Here, unit tests means quick tests scoped on a module that doesn't rely on other modules too much, in which we usually won't have to mock too much because there's not a lot to mock.
Integration tests mean potentially slower tests scoped on a module that uses other modules, for which we will try not to mock too much in order to trust the result.
These may be really slow (like >1min / test). The idea is that if they work, we don't need any other test to be confident that the complete software runs correctly. They'll be testing in real conditions: creating real repos in the real GitHub, etc. They probably will only run on the default branch, after merge (it would be a pain to have them run securely on PRs given they require secret tokens)
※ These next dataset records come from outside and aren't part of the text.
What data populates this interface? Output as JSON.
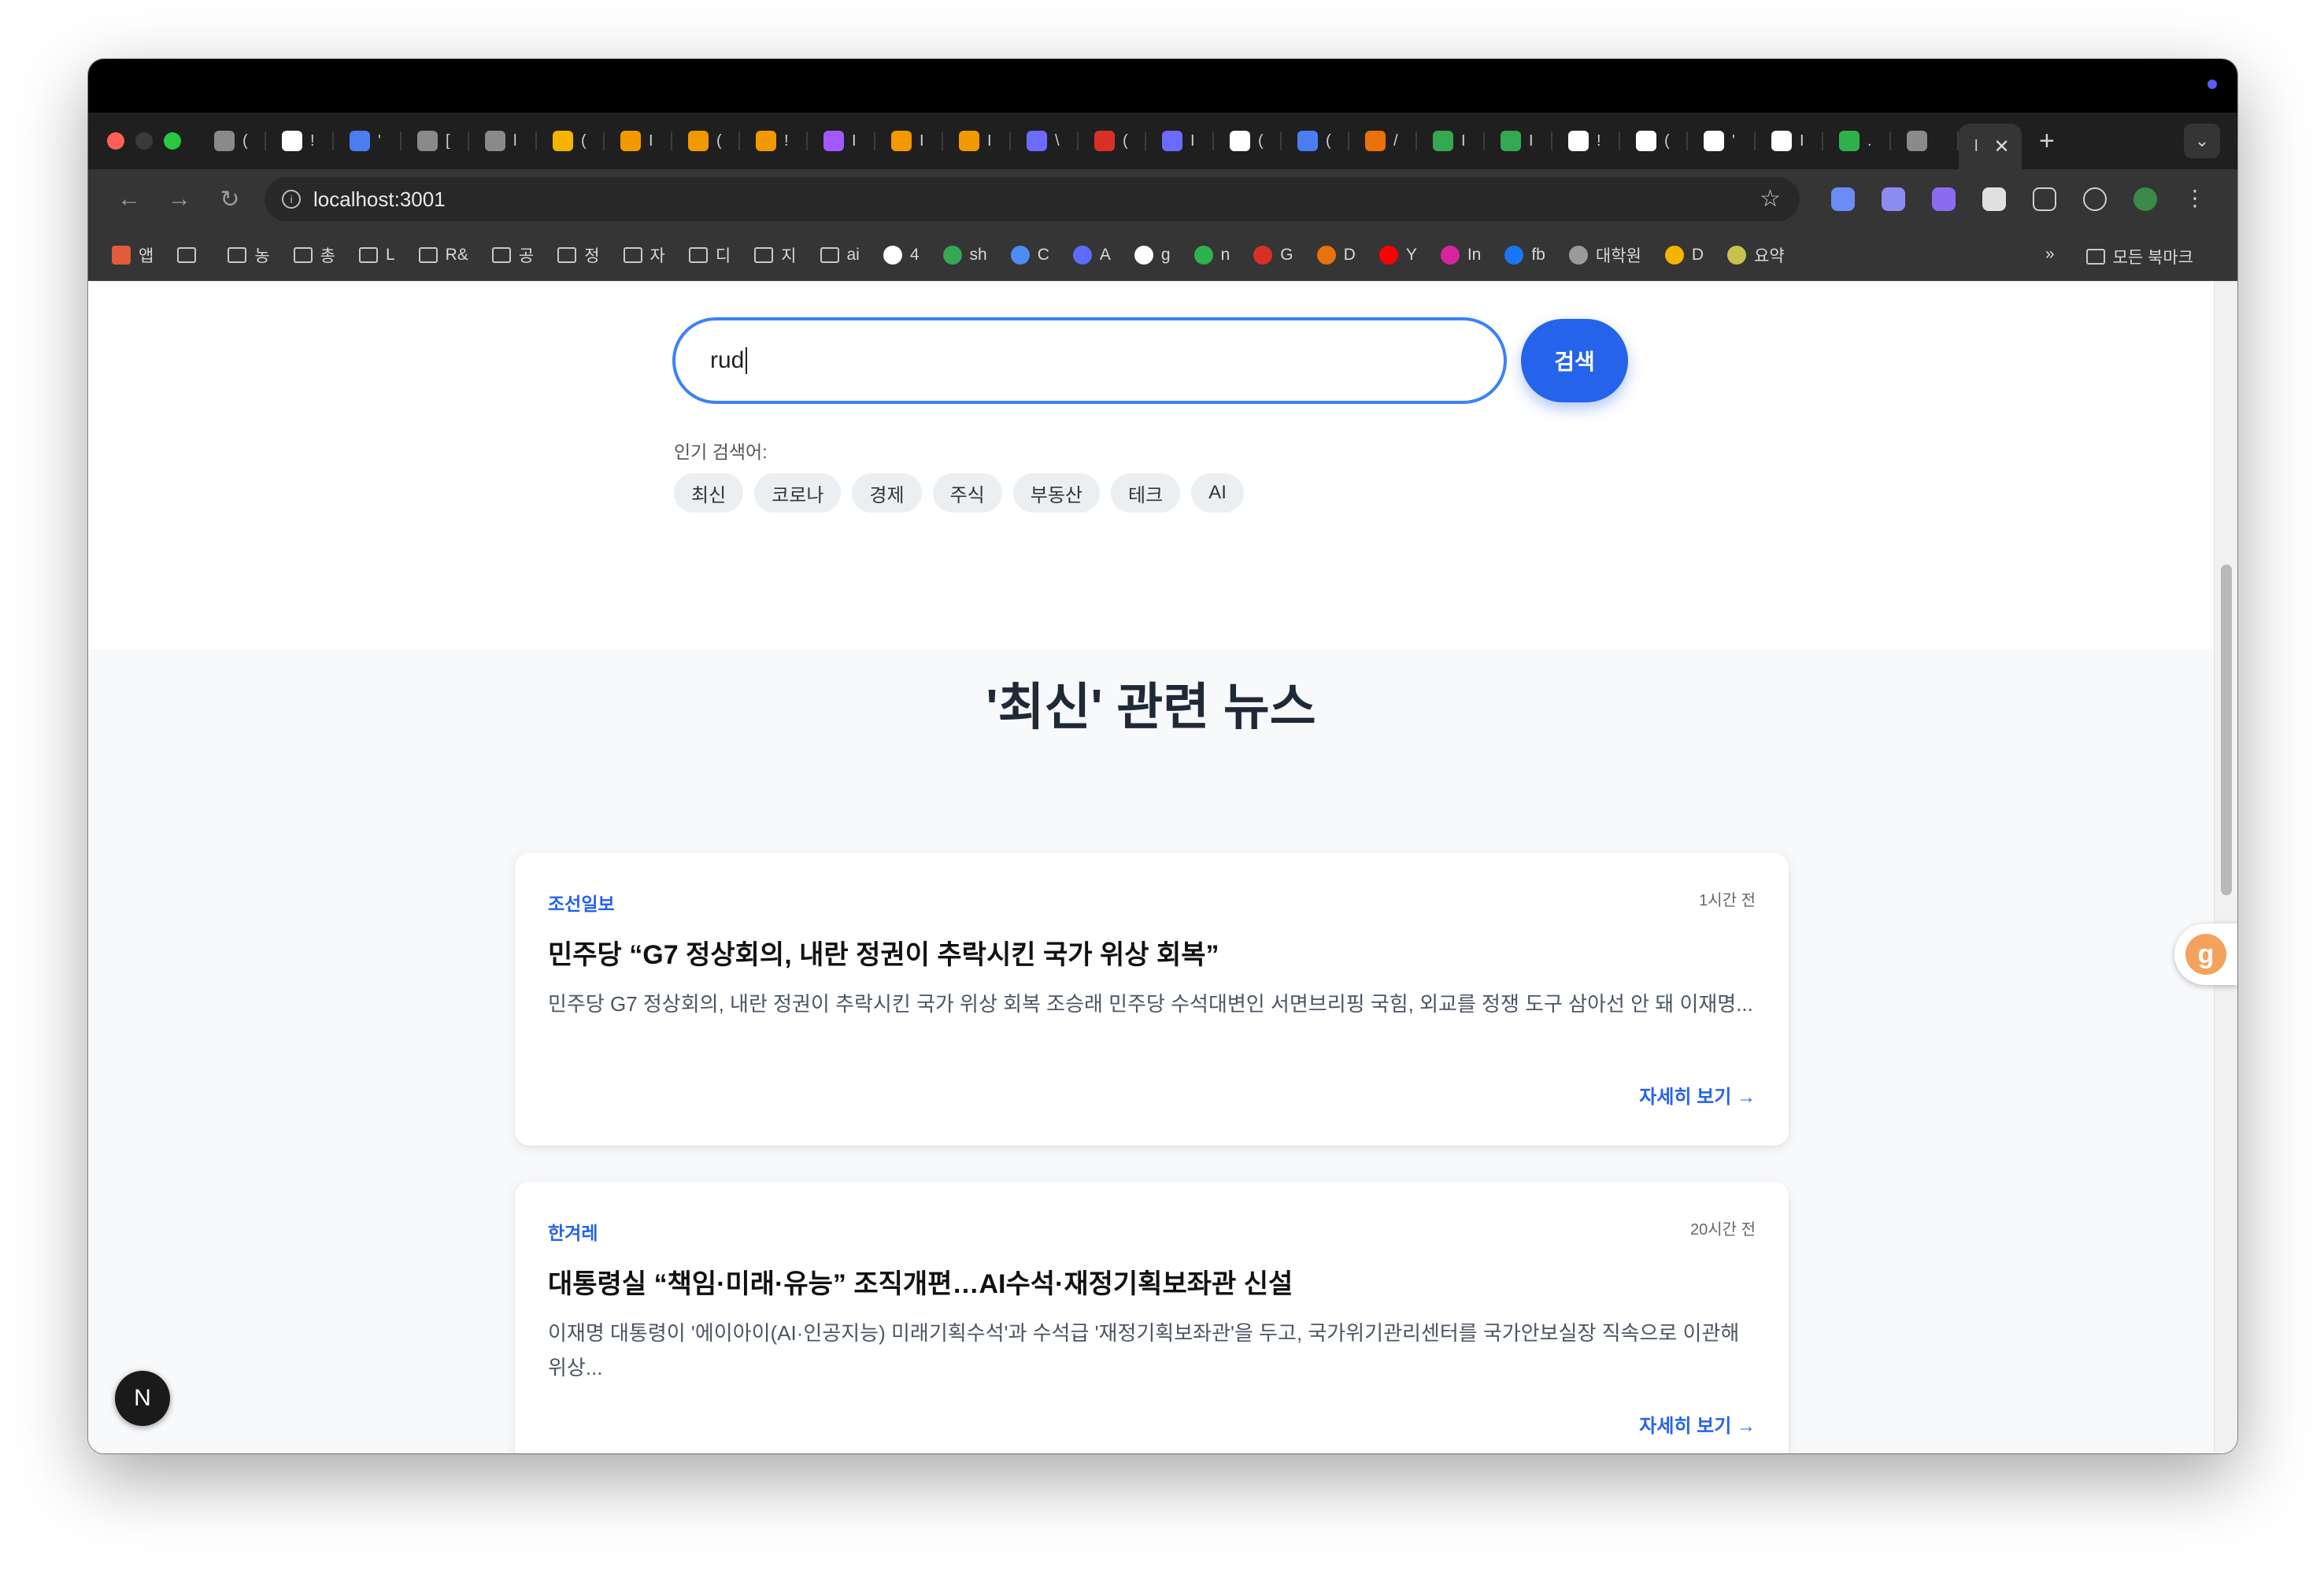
{
  "browser": {
    "url": "localhost:3001",
    "active_tab_label": "l",
    "new_tab": "+",
    "tab_menu": "⌄",
    "tabs": [
      {
        "label": "(",
        "color": "#8a8a8a"
      },
      {
        "label": "!",
        "color": "#ffffff"
      },
      {
        "label": "'",
        "color": "#4c7df0"
      },
      {
        "label": "[",
        "color": "#8a8a8a"
      },
      {
        "label": "l",
        "color": "#8a8a8a"
      },
      {
        "label": "(",
        "color": "#f4b400"
      },
      {
        "label": "I",
        "color": "#f29900"
      },
      {
        "label": "(",
        "color": "#f29900"
      },
      {
        "label": "!",
        "color": "#f29900"
      },
      {
        "label": "I",
        "color": "#a259ff"
      },
      {
        "label": "I",
        "color": "#f29900"
      },
      {
        "label": "I",
        "color": "#f29900"
      },
      {
        "label": "\\",
        "color": "#6b6bff"
      },
      {
        "label": "(",
        "color": "#d93025"
      },
      {
        "label": "I",
        "color": "#6b6bff"
      },
      {
        "label": "(",
        "color": "#ffffff"
      },
      {
        "label": "(",
        "color": "#4c7df0"
      },
      {
        "label": "/",
        "color": "#e8710a"
      },
      {
        "label": "I",
        "color": "#34a853"
      },
      {
        "label": "I",
        "color": "#34a853"
      },
      {
        "label": "!",
        "color": "#ffffff"
      },
      {
        "label": "(",
        "color": "#ffffff"
      },
      {
        "label": "'",
        "color": "#ffffff"
      },
      {
        "label": "I",
        "color": "#ffffff"
      },
      {
        "label": ".",
        "color": "#2fb24c"
      },
      {
        "label": "",
        "color": "#8a8a8a"
      }
    ]
  },
  "bookmarks": {
    "items": [
      {
        "label": "앱",
        "type": "apps"
      },
      {
        "label": "",
        "type": "grid"
      },
      {
        "label": "농",
        "type": "folder"
      },
      {
        "label": "총",
        "type": "folder"
      },
      {
        "label": "L",
        "type": "folder"
      },
      {
        "label": "R&",
        "type": "folder"
      },
      {
        "label": "공",
        "type": "folder"
      },
      {
        "label": "정",
        "type": "folder"
      },
      {
        "label": "자",
        "type": "folder"
      },
      {
        "label": "디",
        "type": "folder"
      },
      {
        "label": "지",
        "type": "folder"
      },
      {
        "label": "ai",
        "type": "folder"
      },
      {
        "label": "4",
        "type": "site",
        "color": "#ffffff"
      },
      {
        "label": "sh",
        "type": "site",
        "color": "#34a853"
      },
      {
        "label": "C",
        "type": "site",
        "color": "#4c8df5"
      },
      {
        "label": "A",
        "type": "site",
        "color": "#5b6cff"
      },
      {
        "label": "g",
        "type": "site",
        "color": "#ffffff"
      },
      {
        "label": "n",
        "type": "site",
        "color": "#2fb24c"
      },
      {
        "label": "G",
        "type": "site",
        "color": "#d93025"
      },
      {
        "label": "D",
        "type": "site",
        "color": "#e8710a"
      },
      {
        "label": "Y",
        "type": "site",
        "color": "#ff0000"
      },
      {
        "label": "In",
        "type": "site",
        "color": "#d6249f"
      },
      {
        "label": "fb",
        "type": "site",
        "color": "#1877f2"
      },
      {
        "label": "대학원",
        "type": "site",
        "color": "#9a9a9a"
      },
      {
        "label": "D",
        "type": "site",
        "color": "#f4b400"
      },
      {
        "label": "요약",
        "type": "site",
        "color": "#c9c14b"
      }
    ],
    "overflow": "»",
    "all_bookmarks": "모든 북마크"
  },
  "search": {
    "value": "rud",
    "button_label": "검색",
    "popular_label": "인기 검색어:",
    "chips": [
      "최신",
      "코로나",
      "경제",
      "주식",
      "부동산",
      "테크",
      "AI"
    ]
  },
  "results": {
    "title": "'최신' 관련 뉴스",
    "articles": [
      {
        "source": "조선일보",
        "time": "1시간 전",
        "headline": "민주당 “G7 정상회의, 내란 정권이 추락시킨 국가 위상 회복”",
        "summary": "민주당 G7 정상회의, 내란 정권이 추락시킨 국가 위상 회복 조승래 민주당 수석대변인 서면브리핑 국힘, 외교를 정쟁 도구 삼아선 안 돼 이재명...",
        "more": "자세히 보기 →"
      },
      {
        "source": "한겨레",
        "time": "20시간 전",
        "headline": "대통령실 “책임·미래·유능” 조직개편…AI수석·재정기획보좌관 신설",
        "summary": "이재명 대통령이 '에이아이(AI·인공지능) 미래기획수석'과 수석급 '재정기획보좌관'을 두고, 국가위기관리센터를 국가안보실장 직속으로 이관해 위상...",
        "more": "자세히 보기 →"
      }
    ]
  },
  "badges": {
    "extension_letter": "g",
    "nextjs_letter": "N"
  }
}
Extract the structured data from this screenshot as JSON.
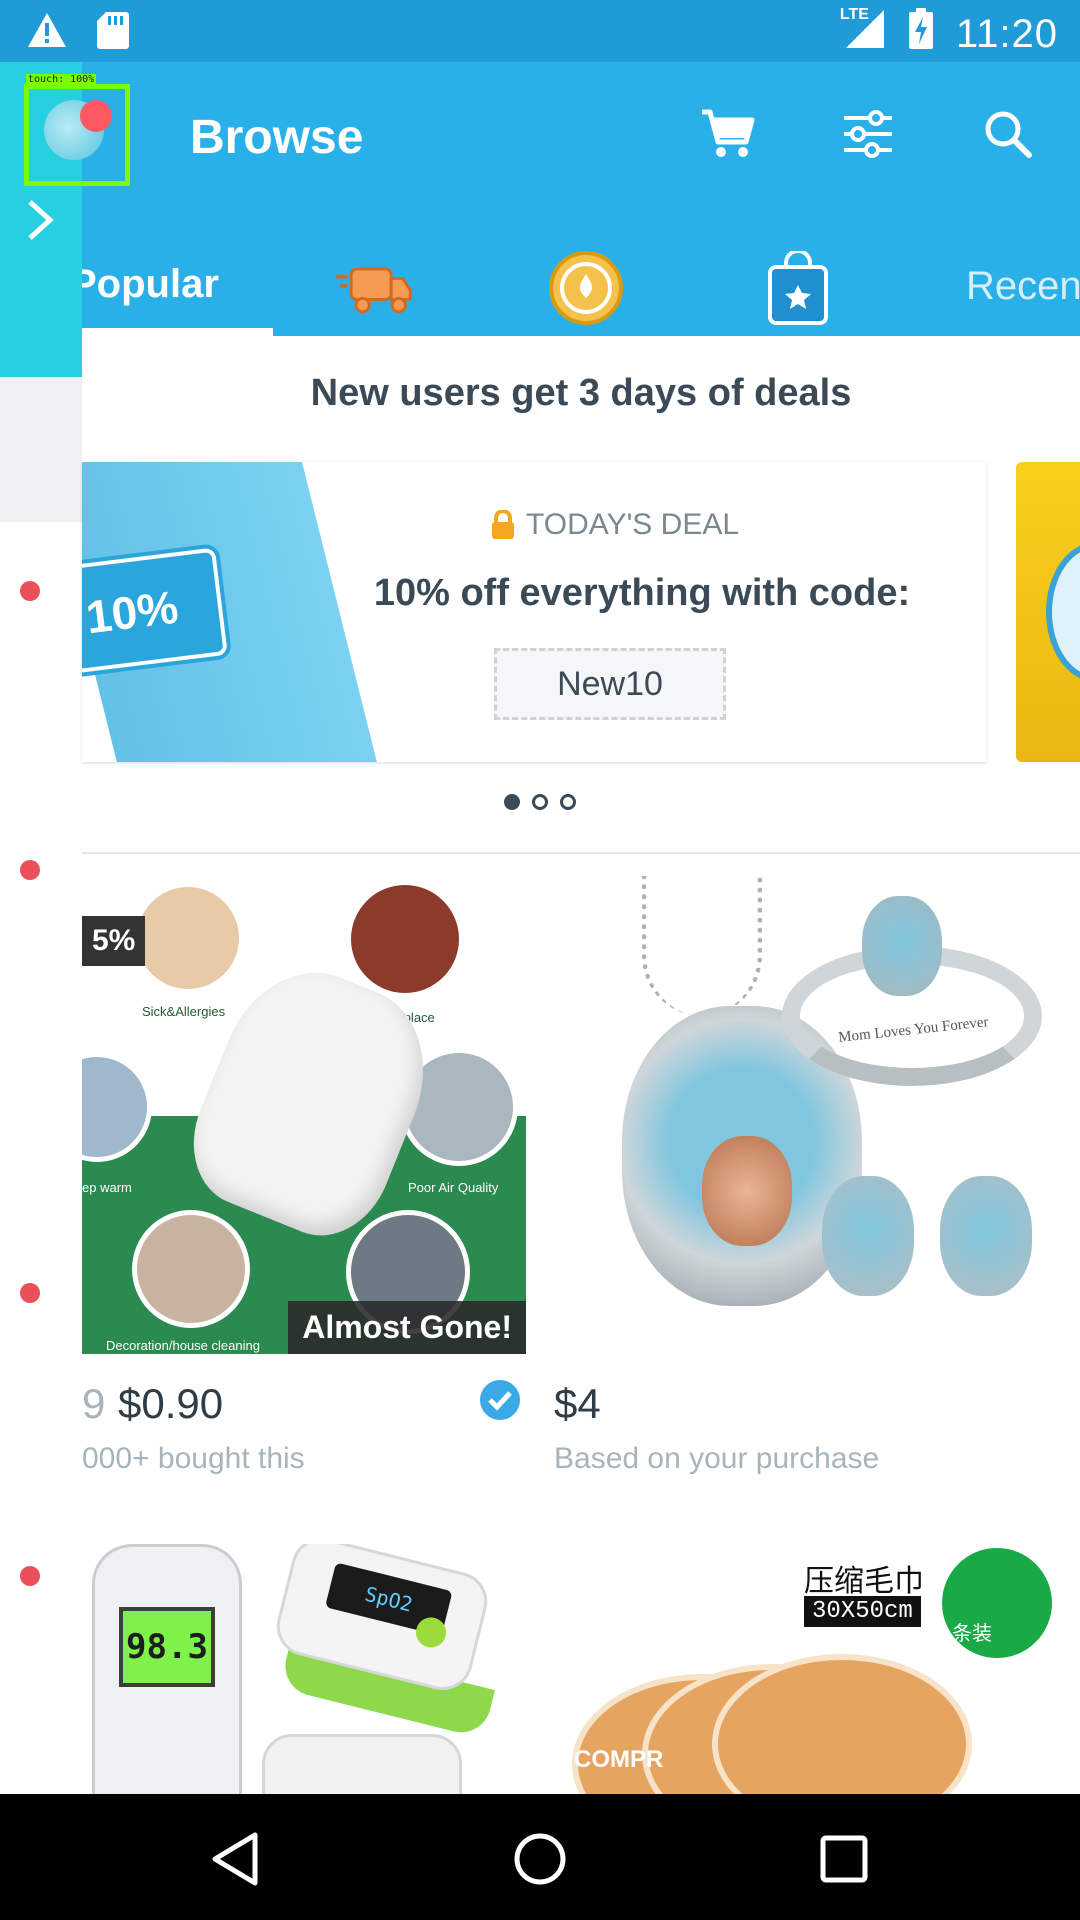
{
  "status_bar": {
    "time": "11:20",
    "network": "LTE",
    "icons": [
      "warning-icon",
      "sd-card-icon",
      "signal-icon",
      "battery-charging-icon"
    ]
  },
  "app_bar": {
    "title": "Browse",
    "actions": [
      "cart-icon",
      "filter-icon",
      "search-icon"
    ]
  },
  "overlay": {
    "touch_label": "touch: 100%"
  },
  "tabs": {
    "popular_label": "Popular",
    "recent_label": "Recen",
    "icons": [
      "fast-shipping-icon",
      "coin-icon",
      "shopping-bag-icon"
    ]
  },
  "promo": {
    "headline": "New users get 3 days of deals",
    "banner": {
      "ticket_text": "10%",
      "deal_label": "TODAY'S DEAL",
      "deal_text": "10% off everything with code:",
      "code": "New10"
    },
    "carousel": {
      "pages": 3,
      "active_index": 0
    }
  },
  "products": [
    {
      "badge": "5%",
      "overlay": "Almost Gone!",
      "image_labels": [
        "Sick&Allergies",
        "Work place",
        "ep warm",
        "Poor Air Quality",
        "Decoration/house cleaning"
      ],
      "old_price_fragment": "9",
      "price": "$0.90",
      "subtitle": "000+ bought this",
      "verified": true
    },
    {
      "image_text": "Mom Loves You Forever",
      "price": "$4",
      "subtitle": "Based on your purchase"
    },
    {
      "image_text": "98.3"
    },
    {
      "image_text_cn": "压缩毛巾",
      "image_size": "30X50cm",
      "badge_cn": "条装",
      "brand_text": "COMPR"
    }
  ],
  "colors": {
    "primary": "#2ab0e9",
    "status_bar": "#1f9bd8",
    "text": "#2f3b45",
    "muted": "#a7b4bc"
  }
}
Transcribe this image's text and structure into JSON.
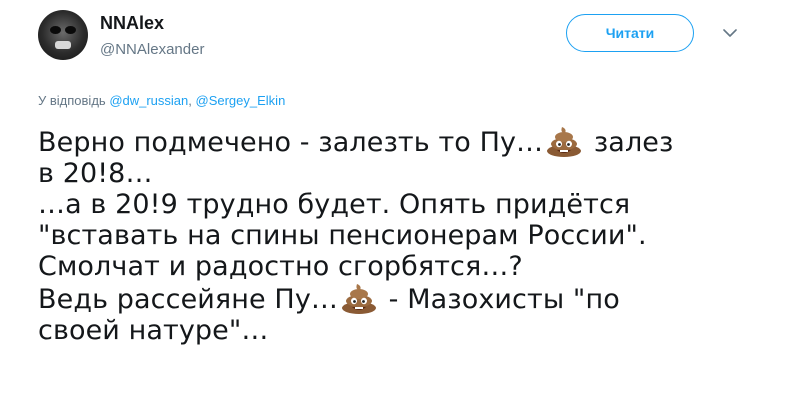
{
  "author": {
    "display_name": "NNAlex",
    "handle": "@NNAlexander",
    "avatar_icon": "avatar-face"
  },
  "actions": {
    "follow_label": "Читати",
    "menu_icon": "chevron-down-icon"
  },
  "reply": {
    "prefix": "У відповідь",
    "mention_1": "@dw_russian",
    "separator": ", ",
    "mention_2": "@Sergey_Elkin"
  },
  "tweet": {
    "line_1a": "Верно подмечено - залезть то Пу…",
    "line_1b": " залез",
    "line_2": "в 20!8…",
    "line_3": "…а в 20!9 трудно будет. Опять придётся",
    "line_4": "\"вставать на спины пенсионерам России\".",
    "line_5": "Смолчат и радостно сгорбятся…?",
    "line_6a": "Ведь рассейяне Пу…",
    "line_6b": " - Мазохисты \"по",
    "line_7": "своей натуре\"…",
    "emoji_icon": "pile-of-poo-icon"
  },
  "colors": {
    "accent": "#1da1f2",
    "secondary_text": "#657786",
    "primary_text": "#14171a"
  }
}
In all cases, we'll avoid mocking when possible.
The test suite does some disk operations, but apart from end-to-end tests, we've avoided doing real networking. This means we don't test that we're using the github API correctly, we only test that we're calling it as intended. Calling the real GitHub API in the test suite would probably be much harder.
We currently have 100% coverage, in 3 categories:
- Low-level functions that have a lot of complex logic are unit-tested
- Glue functions have slightly less logic, there's about a dozen of possible code paths through those functions. Each path has an integration test. Any additional logic is pushed down the stack where it will be unit-tested. In order for this to work elegently, all the glue function recieve and use objects that will ultimately be responsible for the low-level behaviour that we want to be able to simulate in the test. For example, the glue functions receive an httpx Client as parameter. In the test, we're able to call these functions with test double that will not do real HTTP calls. This means that the integration tests that provide coverage for the glue functions also lets us check that the different bricks are correctly plugged to one another
- The top-level code that is responsible to call the glue functions with the real implementations for httpx clients etc. relies on mocks. It's not very elegant but it's a single function, and it means we get to have 100% coverage.